Guitarist and synthesizer player Aaron Hemphill admits that all the instability arose not just from a desire to skirt expectations, but from the band's lack of musical bravado.

"Our insecurity is knowing exactly what it is we're known to create, and is what leads to us to overcompensating and making different sounding albums," Hemphill says. "I don't think we're comfortable saying we're good enough at doing a certain thing to reproduce it. If I had the confidence in the fact that I was a great guitar player, I'd probably play guitar on every record."

The band's latest venture, WIXIW (pronounced "wish you"), displays Liars' newfound fondness for electronic and sample-based music. "We had used computers before to record," Hemphill explains, "but never as instruments." What's remarkable isn't the cutting-edge process, but the subtle tension that pulls at you through the album. Previous efforts were brash and begged to be played loud; WIXIW 's rich sonic textures require closer inspection on headphones.

Liars enlisted the assistance of Mute Records founder Daniel Miller, who has produced albums for synthesizer-based bands like Yazoo and Depeche Mode, to compensate for their inexperience. "His knowledge of electronic music was so vast that it helped us make sure we weren't doing stuff that was over-tread," Hemphill says. "It was a nice comfort to have someone to ask about the sounds we were creating that were new to us and reassure us that it's not really the sound you're using, but the application of the sound."

As usual, Hemphill and frontman Angus Andrews remain the master craftsman on WIXIW. This time around, however, Hemphill says the writing process was more meticulous not only because of their unfamiliarity with the genre but also because the two spent more time together.

"The point at which we started to collaborate was much earlier," he explains. "Normally, we'd complete more finished demos then share them later. With this record, we shared our work much earlier."

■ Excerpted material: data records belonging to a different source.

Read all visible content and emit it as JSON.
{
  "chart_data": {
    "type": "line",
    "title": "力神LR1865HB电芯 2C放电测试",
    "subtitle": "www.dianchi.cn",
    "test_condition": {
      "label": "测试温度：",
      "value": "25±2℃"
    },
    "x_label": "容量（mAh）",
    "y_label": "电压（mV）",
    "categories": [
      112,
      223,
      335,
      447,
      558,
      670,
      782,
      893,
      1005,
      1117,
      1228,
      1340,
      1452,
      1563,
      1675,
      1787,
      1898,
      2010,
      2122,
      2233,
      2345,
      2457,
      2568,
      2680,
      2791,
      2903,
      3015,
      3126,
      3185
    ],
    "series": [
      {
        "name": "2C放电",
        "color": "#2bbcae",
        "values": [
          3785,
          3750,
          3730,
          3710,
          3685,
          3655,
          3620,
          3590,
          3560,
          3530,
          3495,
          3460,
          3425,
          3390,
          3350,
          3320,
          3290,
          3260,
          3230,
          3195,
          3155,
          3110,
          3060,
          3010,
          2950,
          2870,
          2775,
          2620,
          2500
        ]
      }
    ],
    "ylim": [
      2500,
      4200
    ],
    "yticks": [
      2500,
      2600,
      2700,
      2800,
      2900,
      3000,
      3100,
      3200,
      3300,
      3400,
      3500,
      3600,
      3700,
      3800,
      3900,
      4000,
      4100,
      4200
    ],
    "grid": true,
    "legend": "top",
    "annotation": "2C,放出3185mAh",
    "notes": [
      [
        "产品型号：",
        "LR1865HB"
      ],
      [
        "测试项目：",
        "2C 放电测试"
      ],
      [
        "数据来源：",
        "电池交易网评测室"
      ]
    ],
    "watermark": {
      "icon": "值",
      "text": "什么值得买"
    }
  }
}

The two wrote and recorded the album in their Los Angeles studio. That was also the setting for 2010's Sisterworld, a record imbued by the city's treacherous violence. The place Liars are headquartered heavily influences the band's material. They begun in New York and then moved to Berlin before finally settling in L.A.

"We've made two records in each city we've lived in, and I feel like coincidentally the first of those two records has incorporated the environment more than the second one," Hemphill notes. "We can open ourselves and close ourselves off as far as environment. I don't think Los Angeles really has too much to do with this record. It was more of an internal record. We shut ourselves off to Los Angeles."

Even though Liars' electronic phase is only in its nascent stages, it's hard not to consider what the future holds.

"We're open to anything," Hemphill says. "We leave it pretty open as to where we could go. I don't think anything is off the table for us."

Anything except remaining static, that is.

Liars headlines Mad Planet with openers Unknown Mortal Orchestra on Wednesday, July 18. Doors open at 9 p.m.